Toutefois, entre le Liban et la Syrie, il existe de nombreux passages clandestins sur lesquels les forces officielles n’ont aucun contrôle. De plus, la nature géographique montagneuse et sauvage d’une partie de la frontière, notamment dans la zone de la chaîne de l’Anti-Liban, facilite tous les trafics et les passages illicites.

 

La source sécuritaire ajoute que si la bataille de Qalamoun devait éclater, elle devrait se dérouler rapidement, car, dans peu de temps, la neige couvrira cette région et rendra les déplacements plus difficiles. De plus, s’il s’agit d’entraver la conférence de Genève 2, le temps presse.

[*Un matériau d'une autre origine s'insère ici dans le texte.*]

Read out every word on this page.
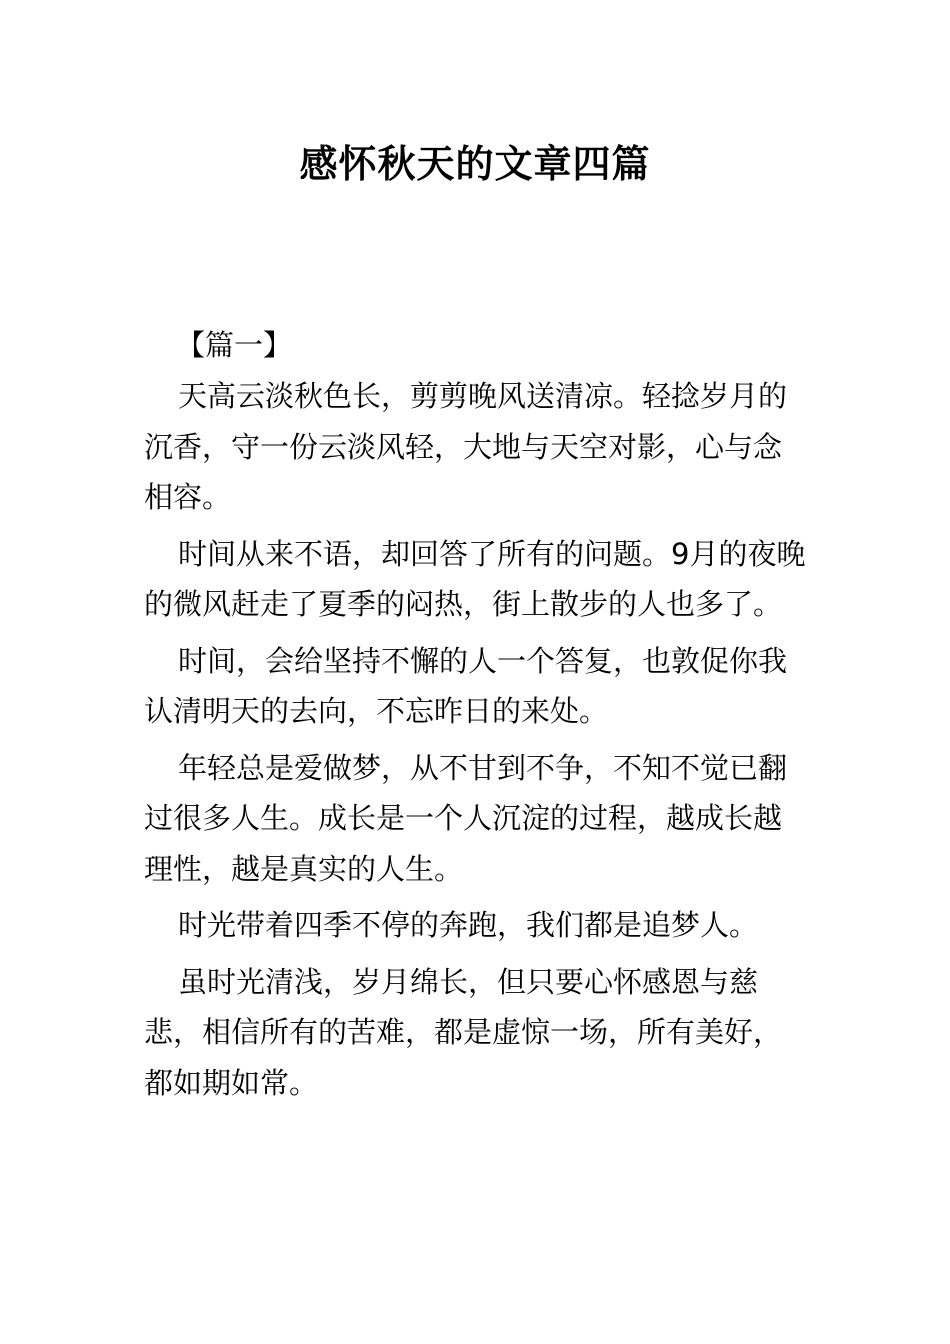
感怀秋天的文章四篇
【篇一】

天高云淡秋色长，剪剪晚风送清凉。轻捻岁月的沉香，守一份云淡风轻，大地与天空对影，心与念相容。

时间从来不语，却回答了所有的问题。9月的夜晚的微风赶走了夏季的闷热，街上散步的人也多了。

时间，会给坚持不懈的人一个答复，也敦促你我认清明天的去向，不忘昨日的来处。

年轻总是爱做梦，从不甘到不争，不知不觉已翻过很多人生。成长是一个人沉淀的过程，越成长越理性，越是真实的人生。

时光带着四季不停的奔跑，我们都是追梦人。

虽时光清浅，岁月绵长，但只要心怀感恩与慈悲，相信所有的苦难，都是虚惊一场，所有美好，都如期如常。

Toutefois, la source sécuritaire libanaise estime qu’il n’y a pas de victoire claire et définitive en vue, ni pour un camp ni pour l’autre. Ce qui signifie que si la conférence de Genève 2 se tient, elle sera une étape dans un processus qui est encore long. Dans ce contexte, si les Libanais ne font rien pour arrêter l’hémorragie, en décidant de passer outre les directives extérieures et de former un gouvernement, par exemple, la plaie de Tripoli continuera de saigner au rythme des développements sur le terrain de l’autre côté de la frontière.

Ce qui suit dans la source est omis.